# Principal component analysis (PCA)

* ## Implementing PCA using Numpy library

In [37]:
# Importing NumPy library with an alias 'np'
import numpy as np

# Setting a random seed for reproducibility
np.random.seed(4)

# Setting parameters for generating synthetic data
m = 60
w1, w2 = 0.1, 0.3
noise = 0.1

# Generating random angles and creating a 3D dataset
angles = np.random.rand(m) * 3 * np.pi / 2 - 0.5
X = np.empty((m, 3))
X[:, 0] = np.cos(angles) + np.sin(angles)/2 + noise * np.random.randn(m) / 2
X[:, 1] = np.sin(angles) * 0.7 + noise * np.random.randn(m) / 2
X[:, 2] = X[:, 0] * w1 + X[:, 1] * w2 + noise * np.random.randn(m)

# Centering the data by subtracting the mean along each feature
X_centered = X - X.mean(axis=0)

# Performing Singular Value Decomposition (SVD) on the centered data
U, s, Vt = np.linalg.svd(X_centered)

# Extracting the principal components
c1 = Vt.T[:, 0]
c2 = Vt.T[:, 1]

# Getting the shape of the original data
m, n = X.shape

# Creating a diagonal matrix S from the singular values
S = np.zeros(X_centered.shape)
S[:n, :n] = np.diag(s)

# Checking if the original data can be reconstructed using SVD
np.allclose(X_centered, U.dot(S).dot(Vt))

# Extracting the first two principal components
W2 = Vt.T[:, :2]

# Projecting the centered data onto the first two principal components
X2D = X_centered.dot(W2)

# Storing the result in X2D_using_svd
X2D_using_svd = X2D

# Displaying the resulting 2D projection
X2D_using_svd

array([[-1.26203346, -0.42067648],
       [ 0.08001485,  0.35272239],
       [-1.17545763, -0.36085729],
       [-0.89305601,  0.30862856],
       [-0.73016287,  0.25404049],
       [ 1.10436914, -0.20204953],
       [-1.27265808, -0.46781247],
       [ 0.44933007, -0.67736663],
       [ 1.09356195,  0.04467792],
       [ 0.66177325,  0.28651264],
       [-1.04466138,  0.11244353],
       [ 1.05932502, -0.31189109],
       [-1.13761426, -0.14576655],
       [-1.16044117, -0.36481599],
       [ 1.00167625, -0.39422008],
       [-0.2750406 ,  0.34391089],
       [ 0.45624787, -0.69707573],
       [ 0.79706574,  0.26870969],
       [ 0.66924929, -0.65520024],
       [-1.30679728, -0.37671343],
       [ 0.6626586 ,  0.32706423],
       [-1.25387588, -0.56043928],
       [-1.04046987,  0.08727672],
       [-1.26047729, -0.1571074 ],
       [ 1.09786649, -0.38643428],
       [ 0.7130973 , -0.64941523],
       [-0.17786909,  0.43609071],
       [ 1.02975735, -0.33747452],
       [-0.94552283,

* ## Implementing PCA using Scikit-Learn library
Scikit-Learn’s PCA class uses SVD decomposition to implement PCA, just like we did earlier.

In [38]:
from sklearn.decomposition import PCA

pca = PCA(n_components=2)
X2D = pca.fit_transform(X)
print('Implementing PCA using SVD method: \n',X2D[:5])
print('Implementing PCA using Scikit-learn PCA class: \n',X2D_using_svd[:5])
print('In general the only difference is that some axes may be flipped.')

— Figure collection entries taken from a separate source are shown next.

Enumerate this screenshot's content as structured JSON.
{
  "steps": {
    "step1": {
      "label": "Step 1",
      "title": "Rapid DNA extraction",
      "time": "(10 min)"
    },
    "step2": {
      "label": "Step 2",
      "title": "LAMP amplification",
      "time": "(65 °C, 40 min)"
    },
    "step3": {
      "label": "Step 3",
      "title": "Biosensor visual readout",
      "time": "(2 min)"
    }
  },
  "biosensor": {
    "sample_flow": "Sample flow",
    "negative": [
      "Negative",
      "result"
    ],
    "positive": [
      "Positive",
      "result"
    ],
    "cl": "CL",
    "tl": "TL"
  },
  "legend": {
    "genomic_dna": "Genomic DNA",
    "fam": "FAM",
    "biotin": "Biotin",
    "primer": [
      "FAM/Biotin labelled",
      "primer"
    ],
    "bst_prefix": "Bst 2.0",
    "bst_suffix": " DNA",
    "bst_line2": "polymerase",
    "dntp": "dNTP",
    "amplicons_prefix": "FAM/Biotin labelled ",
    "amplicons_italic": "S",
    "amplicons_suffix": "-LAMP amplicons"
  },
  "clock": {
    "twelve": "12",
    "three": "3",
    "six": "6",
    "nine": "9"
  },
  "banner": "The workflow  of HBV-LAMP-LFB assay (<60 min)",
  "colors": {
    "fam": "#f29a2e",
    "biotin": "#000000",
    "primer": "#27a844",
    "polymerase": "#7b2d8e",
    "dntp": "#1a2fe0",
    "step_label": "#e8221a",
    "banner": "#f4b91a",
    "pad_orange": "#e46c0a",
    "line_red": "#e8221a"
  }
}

Implementing PCA using SVD method: 
 [[ 1.26203346  0.42067648]
 [-0.08001485 -0.35272239]
 [ 1.17545763  0.36085729]
 [ 0.89305601 -0.30862856]
 [ 0.73016287 -0.25404049]]
Implementing PCA using Scikit-learn PCA class: 
 [[-1.26203346 -0.42067648]
 [ 0.08001485  0.35272239]
 [-1.17545763 -0.36085729]
 [-0.89305601  0.30862856]
 [-0.73016287  0.25404049]]
In general the only difference is that some axes may be flipped.


* ### Explained Variance Ratio
    The ratio indicates the percentage of the dataset's variance present along each principal component.

In [39]:
print(pca.explained_variance_ratio_)
print('We can see that the majority proportion of the variance is in the first PC axis.')

[0.84248607 0.14631839]
We can see that the majority proportion of the variance is in the first PC axis.


* ### Choosing the Right Number of Dimensions
    computing the minimum number of dimensions required to preserve 95% of the training set’s variance

In [40]:
# Importing PCA from scikit-learn
from sklearn.decomposition import PCA
pca = PCA() # Initializing a PCA object without specifying the number of components
pca.fit(X) # Fitting the PCA model to the data
cumsum = np.cumsum(pca.explained_variance_ratio_) # Calculating the cumulative explained variance
# Finding the number of principal components that explain at least 95% of the variance
d = np.argmax(cumsum >= 0.95) + 1
print('The number of principal components that explain at least 95% of the variance is',d)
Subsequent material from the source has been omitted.